If Southgate is feeling adventurous (words that make us smile just to write) he can push Dele Alli back into a more withdrawn role, or Wayne Rooney may well choose to play there. After all, who is the England manager to stop him if that’s what he decides? Southgate had another option but he was probably right to ignore that urge; but if the above list tells us anything, it is that England needs a fit Jack Wilshere.
Right now he is being protected by Bournemouth manager Eddie Howe, both in terms of how many minutes he is playing and in his positioning. While Harry Arter and Surman put in the hard yards and the hard tackles, Wilshere is free to work in the hole and on the swivel. Last week against Everton he recorded a rare 100% pass completion rate while at Watford, the goal he should have scored would have been just reward for an impressive 74 minutes. “You can see Jack is a class player, little touches and little things he does,” said Surman. “He’s great to play with. Give him the ball anywhere on the pitch and he will create something.”
It’s that ‘anywhere on the pitch’ that – along __with Wilshere’s noticeable post-hour decline – could be his biggest problem in proving himself beyond Bournemouth. Wilshere’s long-term England future probably lies deeper in central midfield – he knows he will struggle to compete __with Alli, Rooney, Raheem Sterling, Marcus Rashford and others further up the pitch – but Howe has already said that it is not “rocket science” that he can best utilise Wilshere’s talents as a No. 10. He is finally getting minutes, but not where he ultimately needs to play to give any England manager a viable option beyond Henderson and Dier.

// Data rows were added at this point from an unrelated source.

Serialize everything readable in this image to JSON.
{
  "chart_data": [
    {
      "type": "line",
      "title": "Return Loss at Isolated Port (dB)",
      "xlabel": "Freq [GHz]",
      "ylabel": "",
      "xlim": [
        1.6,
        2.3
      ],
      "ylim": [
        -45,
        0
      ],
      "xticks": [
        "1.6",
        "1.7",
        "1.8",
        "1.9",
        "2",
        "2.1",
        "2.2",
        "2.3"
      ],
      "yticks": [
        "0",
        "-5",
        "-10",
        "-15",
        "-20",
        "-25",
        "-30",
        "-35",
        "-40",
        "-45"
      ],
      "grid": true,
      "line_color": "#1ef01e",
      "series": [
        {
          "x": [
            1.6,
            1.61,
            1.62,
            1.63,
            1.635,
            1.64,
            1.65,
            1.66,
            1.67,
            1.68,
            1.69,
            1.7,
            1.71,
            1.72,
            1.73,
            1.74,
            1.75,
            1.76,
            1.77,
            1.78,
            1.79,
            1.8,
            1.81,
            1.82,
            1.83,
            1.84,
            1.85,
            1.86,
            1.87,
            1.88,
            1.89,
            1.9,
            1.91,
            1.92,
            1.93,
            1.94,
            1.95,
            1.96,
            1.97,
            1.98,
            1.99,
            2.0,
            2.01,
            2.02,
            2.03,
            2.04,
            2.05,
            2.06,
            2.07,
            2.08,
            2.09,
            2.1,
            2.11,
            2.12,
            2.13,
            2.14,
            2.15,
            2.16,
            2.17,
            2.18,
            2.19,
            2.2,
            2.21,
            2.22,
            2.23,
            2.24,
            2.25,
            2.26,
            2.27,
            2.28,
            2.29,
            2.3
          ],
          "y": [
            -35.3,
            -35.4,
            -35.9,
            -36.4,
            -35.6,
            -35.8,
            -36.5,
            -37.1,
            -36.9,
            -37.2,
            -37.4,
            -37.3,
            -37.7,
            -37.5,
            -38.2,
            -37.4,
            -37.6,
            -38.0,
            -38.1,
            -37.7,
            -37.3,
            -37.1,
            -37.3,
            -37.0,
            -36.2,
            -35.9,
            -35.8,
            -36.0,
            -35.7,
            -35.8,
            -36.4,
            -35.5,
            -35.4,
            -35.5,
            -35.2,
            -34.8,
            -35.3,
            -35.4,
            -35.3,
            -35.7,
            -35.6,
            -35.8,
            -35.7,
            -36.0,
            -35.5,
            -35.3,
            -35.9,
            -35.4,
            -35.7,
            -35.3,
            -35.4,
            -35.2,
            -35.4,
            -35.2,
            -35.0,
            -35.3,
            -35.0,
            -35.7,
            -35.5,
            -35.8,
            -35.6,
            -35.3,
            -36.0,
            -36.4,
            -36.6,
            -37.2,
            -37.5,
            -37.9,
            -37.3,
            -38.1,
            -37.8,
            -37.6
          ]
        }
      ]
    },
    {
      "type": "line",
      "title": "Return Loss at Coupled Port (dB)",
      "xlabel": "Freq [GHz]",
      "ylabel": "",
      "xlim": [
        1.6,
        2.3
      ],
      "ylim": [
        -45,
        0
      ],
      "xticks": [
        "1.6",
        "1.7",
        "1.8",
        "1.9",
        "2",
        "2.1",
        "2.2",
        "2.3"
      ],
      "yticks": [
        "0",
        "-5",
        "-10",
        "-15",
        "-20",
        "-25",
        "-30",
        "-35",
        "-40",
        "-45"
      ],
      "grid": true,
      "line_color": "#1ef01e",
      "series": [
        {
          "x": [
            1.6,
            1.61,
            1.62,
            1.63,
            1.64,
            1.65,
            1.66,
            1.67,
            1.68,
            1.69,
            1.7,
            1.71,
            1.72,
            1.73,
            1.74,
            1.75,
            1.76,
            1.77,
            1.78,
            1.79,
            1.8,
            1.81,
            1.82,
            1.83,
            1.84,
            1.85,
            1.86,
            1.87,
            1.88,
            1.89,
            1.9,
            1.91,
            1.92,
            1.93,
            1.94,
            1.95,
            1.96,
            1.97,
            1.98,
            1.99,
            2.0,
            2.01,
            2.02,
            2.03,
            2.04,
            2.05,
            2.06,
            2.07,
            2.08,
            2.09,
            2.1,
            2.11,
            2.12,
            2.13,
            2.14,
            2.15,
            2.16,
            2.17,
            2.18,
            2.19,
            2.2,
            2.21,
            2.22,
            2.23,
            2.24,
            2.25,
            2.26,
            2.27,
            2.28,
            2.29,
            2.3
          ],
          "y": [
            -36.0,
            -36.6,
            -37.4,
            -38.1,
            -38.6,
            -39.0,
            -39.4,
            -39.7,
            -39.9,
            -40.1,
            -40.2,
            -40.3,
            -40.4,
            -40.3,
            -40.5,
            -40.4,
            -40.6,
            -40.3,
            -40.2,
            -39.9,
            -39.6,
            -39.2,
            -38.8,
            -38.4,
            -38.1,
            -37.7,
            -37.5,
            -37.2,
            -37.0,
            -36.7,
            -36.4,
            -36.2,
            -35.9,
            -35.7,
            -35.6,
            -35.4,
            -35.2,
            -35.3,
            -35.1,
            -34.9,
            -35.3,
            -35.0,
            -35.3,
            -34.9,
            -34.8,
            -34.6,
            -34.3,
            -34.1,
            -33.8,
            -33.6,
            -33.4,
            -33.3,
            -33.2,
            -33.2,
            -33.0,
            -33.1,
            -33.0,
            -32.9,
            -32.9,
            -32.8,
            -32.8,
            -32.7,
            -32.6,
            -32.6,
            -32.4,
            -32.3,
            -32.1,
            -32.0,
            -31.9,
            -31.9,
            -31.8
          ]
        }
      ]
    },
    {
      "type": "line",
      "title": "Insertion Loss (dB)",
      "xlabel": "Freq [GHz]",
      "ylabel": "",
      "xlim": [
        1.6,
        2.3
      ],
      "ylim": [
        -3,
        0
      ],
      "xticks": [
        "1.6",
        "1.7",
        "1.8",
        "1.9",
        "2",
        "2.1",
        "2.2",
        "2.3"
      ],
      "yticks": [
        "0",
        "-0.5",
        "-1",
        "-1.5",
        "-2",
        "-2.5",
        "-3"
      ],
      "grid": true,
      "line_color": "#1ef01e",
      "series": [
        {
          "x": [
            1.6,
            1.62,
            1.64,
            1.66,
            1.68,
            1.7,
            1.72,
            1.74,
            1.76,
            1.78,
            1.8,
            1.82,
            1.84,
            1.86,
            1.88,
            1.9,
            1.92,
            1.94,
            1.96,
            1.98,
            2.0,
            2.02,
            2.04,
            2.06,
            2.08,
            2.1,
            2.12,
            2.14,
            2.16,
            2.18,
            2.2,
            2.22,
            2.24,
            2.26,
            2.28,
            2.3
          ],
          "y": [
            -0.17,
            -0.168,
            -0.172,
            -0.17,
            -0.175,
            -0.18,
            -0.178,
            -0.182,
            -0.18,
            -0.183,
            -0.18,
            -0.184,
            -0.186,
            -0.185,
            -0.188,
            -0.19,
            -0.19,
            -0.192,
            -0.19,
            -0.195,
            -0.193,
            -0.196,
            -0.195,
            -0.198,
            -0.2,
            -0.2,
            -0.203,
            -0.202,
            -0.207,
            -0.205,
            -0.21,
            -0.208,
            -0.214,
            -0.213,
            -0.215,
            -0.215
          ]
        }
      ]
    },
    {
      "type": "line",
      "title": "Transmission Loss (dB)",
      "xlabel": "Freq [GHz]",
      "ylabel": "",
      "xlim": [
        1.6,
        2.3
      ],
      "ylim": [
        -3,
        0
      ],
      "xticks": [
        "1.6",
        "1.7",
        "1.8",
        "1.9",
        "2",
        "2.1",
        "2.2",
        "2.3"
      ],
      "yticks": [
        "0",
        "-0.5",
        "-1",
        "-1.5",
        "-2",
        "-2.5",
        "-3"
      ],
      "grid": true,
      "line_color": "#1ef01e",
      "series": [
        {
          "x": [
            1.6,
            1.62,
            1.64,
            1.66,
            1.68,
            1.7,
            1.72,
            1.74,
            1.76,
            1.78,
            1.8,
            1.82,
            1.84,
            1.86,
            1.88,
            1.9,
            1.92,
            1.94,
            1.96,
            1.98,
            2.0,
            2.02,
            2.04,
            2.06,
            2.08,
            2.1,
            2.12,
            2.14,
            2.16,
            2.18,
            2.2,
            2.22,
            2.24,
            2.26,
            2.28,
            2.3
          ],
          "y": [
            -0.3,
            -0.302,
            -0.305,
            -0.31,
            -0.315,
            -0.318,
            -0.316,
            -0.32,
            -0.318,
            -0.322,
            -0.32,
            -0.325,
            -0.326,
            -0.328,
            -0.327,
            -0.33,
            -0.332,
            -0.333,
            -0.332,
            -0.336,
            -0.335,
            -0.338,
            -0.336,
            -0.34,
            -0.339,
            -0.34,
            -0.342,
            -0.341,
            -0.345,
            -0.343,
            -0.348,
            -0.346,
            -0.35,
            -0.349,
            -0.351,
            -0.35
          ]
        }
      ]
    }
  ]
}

The statistic that Wilshere has not completed 90 Premier League minutes in almost two years has been gleefully cited rather a lot in recent weeks, but it’s worth remembering that it was more recently in June 2015 that Wilshere last played a whole game for his country. And he was brilliant, scoring two goals in Slovenia from the base of a midfield also featuring Henderson and Fabian Delph. It’s that Wilshere we crave and it’s that Wilshere who is undoubtedly superior to excellent but ultimately ‘not quite’ midfielders like Cork and Noble.
Wilshere will have his naysayers until he proves he can play 90 minutes. And then another 90 minutes. And then another 90 minutes. But what’s clear is that there is a space in that England squad if the legs become as willing as the heart and mind. When that happens, maybe he could petition Howe to let him loose with his full repertoire.